Check for communications breaks, see Step 2 below.

STEP 2 – Check for Communications Breaks

wireless communications, signal breaks on D3 graph

Signal communication breaks indicate that the transmitter & sensor or repeater are on the edge of their communication limit. Additional repeaters are required to ensure continuous signal.

Use the graphing tool to view signal and communication breaks, to access the graphing tool:

SITE => select the graph icon in front of sensor in question.  For repeaters select the Sensor Type drop down and then select the relevant repeater graph icon.

Once the graphing tool loads select a date range, this can be over a week or month.

On the graph;

  • Add the Communication and Signal Strength readings. Select the + button and click on both options.
  • Other information like High and Low set points can be removed.

Communication drops and breaks in the Signal Strength line show intermittent communication breaks are occurring. An additional repeater added to the system will assist in resolving these issues.

However, check Step 3 before added the repeater to ensure other factors are not the issue.

STEP 3 – Changes in Environment

Changes like:

  • Large objects being placed in-front of a transmitter/repeater.
  • A sensor being moved or new plant/walls installed.
  • Other changes in the location of the transmitter/repeater.

It is good practice to check the transmitters and repeaters are still in their correct locations and that nothing has been placed in front of them.

By simply moving the transmitter or repeater communications performance may be improved.

STEP 4 – Check the Transmitter & Sensor are Operational


The transmitter has a button on the front that enacts forced communication.

When pressed this button will enact the transmitter LED in one of 4 ways, these are:

  1. No LED flash, indicates that the transmitter is not working, contact your supplier for assistance.
  2. Very quick single flash; indicates that the transmitter has not been correctly paired with the base station (see Pairing a Sensor).
  3. One long flash; the transmitter is trying to send data but the base station is not responding (i.e. the base station is not receiving the data). Move the transmitter closer to the base station. If then 2 flashes are seen the sensor is working. If only 1 flash then see sensor information below.
  4. Two longer flashes – the transmitter has sent data and the base station has received it and responded.
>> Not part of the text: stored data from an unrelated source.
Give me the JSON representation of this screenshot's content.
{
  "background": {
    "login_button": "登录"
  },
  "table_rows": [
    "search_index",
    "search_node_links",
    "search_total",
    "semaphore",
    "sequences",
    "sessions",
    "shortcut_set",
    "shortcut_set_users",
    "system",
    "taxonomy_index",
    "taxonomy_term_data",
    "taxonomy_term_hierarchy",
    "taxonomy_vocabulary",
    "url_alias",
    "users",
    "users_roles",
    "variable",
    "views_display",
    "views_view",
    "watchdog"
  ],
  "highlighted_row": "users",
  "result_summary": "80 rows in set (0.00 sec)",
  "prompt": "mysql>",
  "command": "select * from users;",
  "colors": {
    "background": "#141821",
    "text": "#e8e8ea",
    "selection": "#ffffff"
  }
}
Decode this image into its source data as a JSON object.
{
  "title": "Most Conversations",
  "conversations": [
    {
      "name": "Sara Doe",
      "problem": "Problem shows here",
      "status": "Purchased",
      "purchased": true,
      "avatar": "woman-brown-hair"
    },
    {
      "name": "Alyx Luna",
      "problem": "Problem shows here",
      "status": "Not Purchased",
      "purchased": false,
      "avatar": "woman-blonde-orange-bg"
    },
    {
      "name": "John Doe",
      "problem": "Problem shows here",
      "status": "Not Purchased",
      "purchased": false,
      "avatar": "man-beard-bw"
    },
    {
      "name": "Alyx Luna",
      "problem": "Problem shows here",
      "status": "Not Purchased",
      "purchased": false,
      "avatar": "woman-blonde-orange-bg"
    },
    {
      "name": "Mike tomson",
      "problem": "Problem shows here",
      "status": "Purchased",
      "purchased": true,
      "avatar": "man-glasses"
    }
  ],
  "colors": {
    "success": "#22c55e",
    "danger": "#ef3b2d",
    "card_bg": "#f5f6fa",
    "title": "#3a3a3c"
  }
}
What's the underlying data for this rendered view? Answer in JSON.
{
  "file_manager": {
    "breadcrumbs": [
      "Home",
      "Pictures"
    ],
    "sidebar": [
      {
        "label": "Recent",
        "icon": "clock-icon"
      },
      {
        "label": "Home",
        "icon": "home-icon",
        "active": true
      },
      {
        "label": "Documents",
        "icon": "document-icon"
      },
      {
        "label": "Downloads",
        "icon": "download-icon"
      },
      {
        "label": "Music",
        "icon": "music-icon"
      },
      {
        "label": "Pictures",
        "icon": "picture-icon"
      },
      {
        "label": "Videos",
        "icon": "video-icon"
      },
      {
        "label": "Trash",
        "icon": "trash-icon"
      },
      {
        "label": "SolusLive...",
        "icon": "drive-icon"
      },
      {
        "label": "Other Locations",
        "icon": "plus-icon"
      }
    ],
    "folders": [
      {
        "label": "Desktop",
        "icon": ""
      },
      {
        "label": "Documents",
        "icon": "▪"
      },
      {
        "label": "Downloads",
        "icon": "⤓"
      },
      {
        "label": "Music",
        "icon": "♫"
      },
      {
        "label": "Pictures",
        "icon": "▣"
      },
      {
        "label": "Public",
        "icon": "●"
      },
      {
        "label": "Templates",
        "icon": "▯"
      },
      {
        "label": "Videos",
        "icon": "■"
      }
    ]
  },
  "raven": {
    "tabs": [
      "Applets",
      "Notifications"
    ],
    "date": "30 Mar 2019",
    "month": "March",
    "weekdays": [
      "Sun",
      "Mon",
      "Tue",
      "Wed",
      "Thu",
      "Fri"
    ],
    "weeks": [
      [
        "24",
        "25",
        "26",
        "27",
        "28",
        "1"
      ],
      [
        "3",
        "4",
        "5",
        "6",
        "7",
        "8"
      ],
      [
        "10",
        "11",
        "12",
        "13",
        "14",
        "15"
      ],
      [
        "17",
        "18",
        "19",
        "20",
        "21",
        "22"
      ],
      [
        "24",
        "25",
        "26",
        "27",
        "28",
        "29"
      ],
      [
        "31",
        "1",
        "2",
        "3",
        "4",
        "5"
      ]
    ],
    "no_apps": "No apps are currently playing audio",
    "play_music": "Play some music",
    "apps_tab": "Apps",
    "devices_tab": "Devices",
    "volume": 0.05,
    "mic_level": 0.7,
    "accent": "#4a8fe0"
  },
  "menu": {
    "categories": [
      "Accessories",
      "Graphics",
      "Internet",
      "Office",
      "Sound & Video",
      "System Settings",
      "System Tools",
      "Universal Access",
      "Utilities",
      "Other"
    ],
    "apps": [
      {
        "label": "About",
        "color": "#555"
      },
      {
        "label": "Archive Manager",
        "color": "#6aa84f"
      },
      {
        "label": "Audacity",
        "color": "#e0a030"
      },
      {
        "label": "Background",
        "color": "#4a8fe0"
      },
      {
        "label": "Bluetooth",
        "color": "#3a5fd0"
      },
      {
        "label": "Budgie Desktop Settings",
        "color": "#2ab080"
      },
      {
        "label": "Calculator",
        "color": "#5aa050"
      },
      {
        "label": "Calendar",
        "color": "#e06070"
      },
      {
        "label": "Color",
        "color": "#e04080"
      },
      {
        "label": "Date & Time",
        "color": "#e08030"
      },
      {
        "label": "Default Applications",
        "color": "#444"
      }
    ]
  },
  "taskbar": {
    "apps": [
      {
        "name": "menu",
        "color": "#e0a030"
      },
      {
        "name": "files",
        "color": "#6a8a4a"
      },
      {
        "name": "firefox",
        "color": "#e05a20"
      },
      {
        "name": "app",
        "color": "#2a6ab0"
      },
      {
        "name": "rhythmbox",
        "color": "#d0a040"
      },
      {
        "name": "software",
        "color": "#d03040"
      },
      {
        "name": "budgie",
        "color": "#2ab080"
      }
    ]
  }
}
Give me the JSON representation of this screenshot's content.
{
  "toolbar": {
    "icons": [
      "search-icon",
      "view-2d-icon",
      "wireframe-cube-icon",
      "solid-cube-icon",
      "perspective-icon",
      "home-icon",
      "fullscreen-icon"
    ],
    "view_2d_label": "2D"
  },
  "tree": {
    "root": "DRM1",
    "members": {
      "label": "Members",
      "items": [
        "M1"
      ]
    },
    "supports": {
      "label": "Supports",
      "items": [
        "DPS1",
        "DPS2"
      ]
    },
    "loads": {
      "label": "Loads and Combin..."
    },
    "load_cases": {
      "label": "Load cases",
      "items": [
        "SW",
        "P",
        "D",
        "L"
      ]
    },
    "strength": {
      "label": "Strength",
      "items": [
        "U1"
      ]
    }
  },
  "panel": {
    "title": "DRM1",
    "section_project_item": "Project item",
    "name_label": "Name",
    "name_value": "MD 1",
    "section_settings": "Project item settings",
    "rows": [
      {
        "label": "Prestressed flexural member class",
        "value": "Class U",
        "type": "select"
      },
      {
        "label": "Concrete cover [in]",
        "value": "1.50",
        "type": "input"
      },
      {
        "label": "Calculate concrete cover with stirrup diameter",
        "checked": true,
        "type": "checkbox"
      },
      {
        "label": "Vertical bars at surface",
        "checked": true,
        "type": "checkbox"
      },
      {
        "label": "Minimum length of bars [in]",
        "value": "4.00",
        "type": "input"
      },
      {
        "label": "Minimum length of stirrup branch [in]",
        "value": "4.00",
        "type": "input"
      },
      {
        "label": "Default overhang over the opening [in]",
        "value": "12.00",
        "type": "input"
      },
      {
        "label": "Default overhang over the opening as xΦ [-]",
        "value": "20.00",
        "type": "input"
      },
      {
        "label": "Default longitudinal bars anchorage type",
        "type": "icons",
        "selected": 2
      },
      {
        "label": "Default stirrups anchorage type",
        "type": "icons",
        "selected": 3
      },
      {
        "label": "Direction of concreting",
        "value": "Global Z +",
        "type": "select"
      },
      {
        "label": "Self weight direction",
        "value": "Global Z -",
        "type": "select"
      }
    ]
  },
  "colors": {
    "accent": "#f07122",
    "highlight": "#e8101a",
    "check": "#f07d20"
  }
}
The transmitter is operational and working.

If 3 & 4 above are experienced and gaps are seen in communications then an additional repeater is the solution to improve system communications.


Communication errors on the DS-300 range of sensor can be due to the sensor not communicating with the base station.

The causes of this could be; the sensor and transmitter are out of range (as covered above) or the sensor has a fault.

Detecting a sensor fault through the alarm review;

Review the sensor details in the alarms historical review; ALARMS -> HISTORICAL -> Show last 250 alarms and enter sensor number in the search bar.

The sensor will go into a fault state prior to the communication alarm. This indicates that the sensor is faulty and causing the communications issue.

Detecting a sensor fault at the transmitter;

  1. If a transmitters has a single flash when the button is pressed, remove the sensor and press again. A double flash will indicate that the sensor may have a fault, repeat 3 to 4 times. With single flash with the sensor attached and double with it removed, the contact your system supplier for support.
  2. If the transmitter is less than 2 years old, and the battery is dead/depleted this indicates that to much current is being drawn. This may be a fault in either the transmitter or sensor, contact your system supplier for support.